ISOLAMENTO E CARACTERIZAÇÃO DA FRAÇÃO DE CELULOSE OBTIDA A PARTIR DA BIOMASSA DE MILHETO PÉROLA (Pennisetum glaucum)

  • Luísa Peruchi Morandini Universidade Federal da Fronteira Sul
  • Aline Perin Dresh
  • Guilherme Martinez Mibielli
  • João Paulo Bender
Palavras-chave: Pré-tratamento alcalino-ácido. Milheto Pérola. Valoração de resíduos.

Resumo

1 Introdução

A necessidade de atenuar a emissão de gases poluentes, garantir segurança energética e promover o desenvolvimento sustentável tem proporcionado a investigação de novas fontes de matérias-primas para substituir as fósseis, especialmente aquelas provenientes de biomassa (Salve, 2020). Nesse contexto, a biomassa de milheto pérola tem ganhado destaque devido à sua adaptabilidade a diversas condições climáticas e sua elevada produtividade (Dias-Martins et al., 2018).

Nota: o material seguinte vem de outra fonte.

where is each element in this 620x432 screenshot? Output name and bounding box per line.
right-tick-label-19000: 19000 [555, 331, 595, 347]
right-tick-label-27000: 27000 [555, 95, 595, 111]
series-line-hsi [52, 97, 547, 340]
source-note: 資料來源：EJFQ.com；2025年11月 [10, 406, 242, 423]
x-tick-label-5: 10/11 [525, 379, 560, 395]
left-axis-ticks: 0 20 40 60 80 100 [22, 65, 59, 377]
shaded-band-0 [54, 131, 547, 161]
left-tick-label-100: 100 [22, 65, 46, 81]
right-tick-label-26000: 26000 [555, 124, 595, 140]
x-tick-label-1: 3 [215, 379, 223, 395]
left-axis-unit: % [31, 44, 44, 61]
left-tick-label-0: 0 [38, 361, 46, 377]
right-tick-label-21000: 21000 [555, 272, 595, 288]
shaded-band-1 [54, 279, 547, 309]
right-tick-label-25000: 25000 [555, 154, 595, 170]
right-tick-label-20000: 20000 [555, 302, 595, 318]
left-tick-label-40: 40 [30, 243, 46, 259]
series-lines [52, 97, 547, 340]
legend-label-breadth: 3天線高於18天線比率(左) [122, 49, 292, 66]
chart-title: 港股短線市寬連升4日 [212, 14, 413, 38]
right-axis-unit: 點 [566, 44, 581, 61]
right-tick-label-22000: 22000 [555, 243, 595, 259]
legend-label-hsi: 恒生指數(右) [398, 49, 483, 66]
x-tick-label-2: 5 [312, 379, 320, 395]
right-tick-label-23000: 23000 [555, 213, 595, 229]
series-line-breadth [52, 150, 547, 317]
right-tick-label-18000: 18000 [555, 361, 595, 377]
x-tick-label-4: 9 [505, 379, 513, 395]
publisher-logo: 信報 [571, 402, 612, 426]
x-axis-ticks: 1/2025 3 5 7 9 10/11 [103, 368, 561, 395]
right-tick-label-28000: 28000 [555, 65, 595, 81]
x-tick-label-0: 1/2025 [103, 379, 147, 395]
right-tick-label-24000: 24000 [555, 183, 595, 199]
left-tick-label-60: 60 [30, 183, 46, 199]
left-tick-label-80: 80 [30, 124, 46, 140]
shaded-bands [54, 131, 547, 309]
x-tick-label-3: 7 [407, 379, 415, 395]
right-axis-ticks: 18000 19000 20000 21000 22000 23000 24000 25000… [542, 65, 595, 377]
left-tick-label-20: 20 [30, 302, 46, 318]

As biomassas lignocelulósicas são compostas majoritariamente por celulose, hemicelulose e lignina (Verdini et al., 2021). No entanto, para isolar esses compostos visando sua posterior aplicação em subprodutos, faz-se necessário realizar ensaios de pré-tratamento, de forma a quebrar a complexa estrutura da matriz celular da planta (Das et al., 2019). Dentre os três compostos, a celulose se destaca, devido a sua diversa gama de aplicações com elevado valor agregado, como reforço de materiais poliméricos, cosméticos e produtos químicos, por exemplo (Lenhani et al., 2021). Diante do exposto, esse trabalho reporta a realização de diferentes tratamentos químicos na biomassa de milheto pérola visando o isolamento total da fração de celulose.

2 Objetivos

Isolar a fração de celulose da biomassa de milheto pérola (Pennisetum glaucum) por meio da realização de pré-tratamentos alcalinos-ácidos de forma sequencial.

3 Metodologia

O milheto pérola foi colhido na área experimental da Universidade Federal da Fronteira Sul, Campus Chapecó, Brasil. A biomassa foi seca em estufa a 60 °C por 48 horas e moída para obter partículas de 0,6 mm de diâmetro máximo. De forma a isolar a celulose da biomassa de milheto pérola, foram realizados cinco testes de pré-tratamento de acordo com a metodologia descrita por Lenhani et al. (2021), com modificações, conforme descritas a seguir.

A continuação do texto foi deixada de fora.